Barrows Nicholas J, Le Sommer Caroline, Garcia-Blanco Mariano A, Pearson James L
Department of Molecular Genetics and Microbiology, Duke-NUS Graduate Medical School, Durham, NC, USA.
J Biomol Screen. 2010 Aug;15(7):735-47. doi: 10.1177/1087057110374994. Epub 2010 Jul 12.
RNA interference-based screening is a powerful new genomic technology that addresses gene function en masse. To evaluate factors influencing hit list composition and reproducibility, the authors performed 2 identically designed small interfering RNA (siRNA)-based, whole-genome screens for host factors supporting yellow fever virus infection. These screens represent 2 separate experiments completed 5 months apart and allow the direct assessment of the reproducibility of a given siRNA technology when performed in the same environment. Candidate hit lists generated by sum rank, median absolute deviation, z-score, and strictly standardized mean difference were compared within and between whole-genome screens. Application of these analysis methodologies within a single screening data set using a fixed threshold equivalent to a p-value < or = 0.001 resulted in hit lists ranging from 82 to 1140 members and highlighted the tremendous impact analysis methodology has on hit list composition. Intra- and interscreen reproducibility was significantly influenced by the analysis methodology and ranged from 32% to 99%. This study also highlighted the power of testing at least 2 independent siRNAs for each gene product in primary screens. To facilitate validation, the authors conclude by suggesting methods to reduce false discovery at the primary screening stage. In this study, they present the first comprehensive comparison of multiple analysis strategies and demonstrate the impact of the analysis methodology on the composition of the "hit list." Therefore, they propose that the entire data set derived from functional genome-scale screens, especially if publicly funded, should be made available as is done with data derived from gene expression and genome-wide association studies.

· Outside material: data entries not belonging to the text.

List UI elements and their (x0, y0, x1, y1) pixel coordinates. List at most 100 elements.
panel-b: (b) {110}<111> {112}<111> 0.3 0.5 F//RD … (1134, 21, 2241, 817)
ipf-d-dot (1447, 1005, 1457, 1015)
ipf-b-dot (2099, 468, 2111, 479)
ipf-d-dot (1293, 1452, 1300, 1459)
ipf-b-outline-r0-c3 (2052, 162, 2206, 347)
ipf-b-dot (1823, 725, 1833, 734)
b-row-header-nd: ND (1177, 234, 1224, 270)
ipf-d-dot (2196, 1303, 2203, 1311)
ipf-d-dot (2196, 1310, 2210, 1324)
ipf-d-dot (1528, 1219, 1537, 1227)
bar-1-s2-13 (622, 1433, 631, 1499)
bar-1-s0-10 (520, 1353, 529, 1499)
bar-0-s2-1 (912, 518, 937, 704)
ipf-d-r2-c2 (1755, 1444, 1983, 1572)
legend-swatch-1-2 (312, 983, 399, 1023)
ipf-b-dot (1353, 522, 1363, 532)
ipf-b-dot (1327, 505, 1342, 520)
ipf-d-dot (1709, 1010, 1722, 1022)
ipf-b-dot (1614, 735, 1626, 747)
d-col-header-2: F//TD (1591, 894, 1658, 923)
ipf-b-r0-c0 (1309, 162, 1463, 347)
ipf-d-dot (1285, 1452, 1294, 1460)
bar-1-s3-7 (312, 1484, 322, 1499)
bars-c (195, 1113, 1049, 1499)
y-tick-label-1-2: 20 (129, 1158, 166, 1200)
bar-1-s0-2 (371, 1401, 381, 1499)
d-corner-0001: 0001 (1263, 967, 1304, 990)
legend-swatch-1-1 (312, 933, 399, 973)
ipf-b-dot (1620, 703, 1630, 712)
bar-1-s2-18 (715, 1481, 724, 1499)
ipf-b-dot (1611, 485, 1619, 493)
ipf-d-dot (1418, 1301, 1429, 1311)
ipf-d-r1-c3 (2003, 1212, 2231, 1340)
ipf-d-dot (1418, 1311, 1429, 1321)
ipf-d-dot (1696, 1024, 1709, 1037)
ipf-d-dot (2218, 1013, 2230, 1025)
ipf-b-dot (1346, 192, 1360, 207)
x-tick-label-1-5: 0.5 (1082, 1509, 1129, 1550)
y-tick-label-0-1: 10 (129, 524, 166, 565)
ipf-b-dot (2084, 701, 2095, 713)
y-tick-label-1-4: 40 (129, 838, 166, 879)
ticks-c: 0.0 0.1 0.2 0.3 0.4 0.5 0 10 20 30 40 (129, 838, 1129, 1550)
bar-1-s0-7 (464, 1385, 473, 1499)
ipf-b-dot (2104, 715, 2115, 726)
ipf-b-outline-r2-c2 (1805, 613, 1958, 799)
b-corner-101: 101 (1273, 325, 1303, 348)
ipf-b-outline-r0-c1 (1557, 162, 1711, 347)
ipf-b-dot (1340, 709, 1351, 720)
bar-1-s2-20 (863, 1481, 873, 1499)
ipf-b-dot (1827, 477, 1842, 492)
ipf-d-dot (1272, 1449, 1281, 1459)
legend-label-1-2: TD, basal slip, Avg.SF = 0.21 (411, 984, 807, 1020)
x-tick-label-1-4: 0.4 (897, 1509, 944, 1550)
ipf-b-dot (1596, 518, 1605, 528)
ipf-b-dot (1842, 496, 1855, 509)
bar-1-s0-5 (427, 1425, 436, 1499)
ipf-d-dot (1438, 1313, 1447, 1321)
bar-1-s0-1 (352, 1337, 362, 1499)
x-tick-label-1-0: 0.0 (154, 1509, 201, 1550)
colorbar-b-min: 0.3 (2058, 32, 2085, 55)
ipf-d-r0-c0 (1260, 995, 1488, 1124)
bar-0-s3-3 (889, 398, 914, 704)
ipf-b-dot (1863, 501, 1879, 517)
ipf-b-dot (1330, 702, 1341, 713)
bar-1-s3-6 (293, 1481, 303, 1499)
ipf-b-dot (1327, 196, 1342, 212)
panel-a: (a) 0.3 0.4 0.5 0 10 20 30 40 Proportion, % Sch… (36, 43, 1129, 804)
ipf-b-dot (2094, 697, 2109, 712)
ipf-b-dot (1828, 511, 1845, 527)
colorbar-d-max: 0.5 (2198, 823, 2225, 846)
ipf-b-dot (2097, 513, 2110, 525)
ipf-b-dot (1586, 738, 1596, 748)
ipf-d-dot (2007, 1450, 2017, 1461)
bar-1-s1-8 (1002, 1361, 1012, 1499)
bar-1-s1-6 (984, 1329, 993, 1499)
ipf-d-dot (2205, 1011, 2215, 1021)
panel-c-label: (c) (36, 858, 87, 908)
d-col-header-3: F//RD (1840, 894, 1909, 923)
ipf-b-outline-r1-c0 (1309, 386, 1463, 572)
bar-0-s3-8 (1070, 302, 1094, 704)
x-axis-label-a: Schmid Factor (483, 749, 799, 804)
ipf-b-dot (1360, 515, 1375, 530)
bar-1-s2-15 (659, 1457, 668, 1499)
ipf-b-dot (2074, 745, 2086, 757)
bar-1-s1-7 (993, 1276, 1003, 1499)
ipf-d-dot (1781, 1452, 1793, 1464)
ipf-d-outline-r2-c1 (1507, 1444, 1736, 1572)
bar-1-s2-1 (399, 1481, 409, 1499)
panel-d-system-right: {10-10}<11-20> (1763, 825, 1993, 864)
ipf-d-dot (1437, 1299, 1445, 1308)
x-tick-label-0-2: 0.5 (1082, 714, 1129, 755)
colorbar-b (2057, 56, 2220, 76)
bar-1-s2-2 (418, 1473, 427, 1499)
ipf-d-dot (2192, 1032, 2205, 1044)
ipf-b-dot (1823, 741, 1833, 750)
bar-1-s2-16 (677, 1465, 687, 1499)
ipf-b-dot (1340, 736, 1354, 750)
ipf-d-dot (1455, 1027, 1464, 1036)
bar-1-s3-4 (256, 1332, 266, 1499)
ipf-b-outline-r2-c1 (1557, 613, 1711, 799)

基于RNA干扰的筛选是一种强大的新型基因组技术,可大规模研究基因功能。为了评估影响命中列表组成和可重复性的因素,作者进行了两项设计相同的基于小干扰RNA(siRNA)的全基因组筛选,以寻找支持黄热病病毒感染的宿主因子。这两项筛选代表了相隔5个月完成的两个独立实验,能够直接评估在相同环境下使用给定siRNA技术的可重复性。通过总和排名、中位数绝对偏差、z分数和严格标准化平均差生成的候选命中列表在全基因组筛选内部和之间进行了比较。在单个筛选数据集中使用相当于p值<或 = 0.001的固定阈值应用这些分析方法,得到的命中列表成员数量从82到1140不等,并突出了分析方法对命中列表组成的巨大影响。分析方法对筛选内和筛选间的可重复性有显著影响,范围从32%到99%。这项研究还强调了在初次筛选中对每个基因产物测试至少2种独立siRNA的作用。为了便于验证,作者最后提出了在初次筛选阶段减少错误发现的方法。在这项研究中,他们首次对多种分析策略进行了全面比较,并证明了分析方法对“命中列表”组成的影响。因此,他们建议,源自功能基因组规模筛选的整个数据集,特别是如果由公共资金资助,应像基因表达和全基因组关联研究的数据那样原样提供。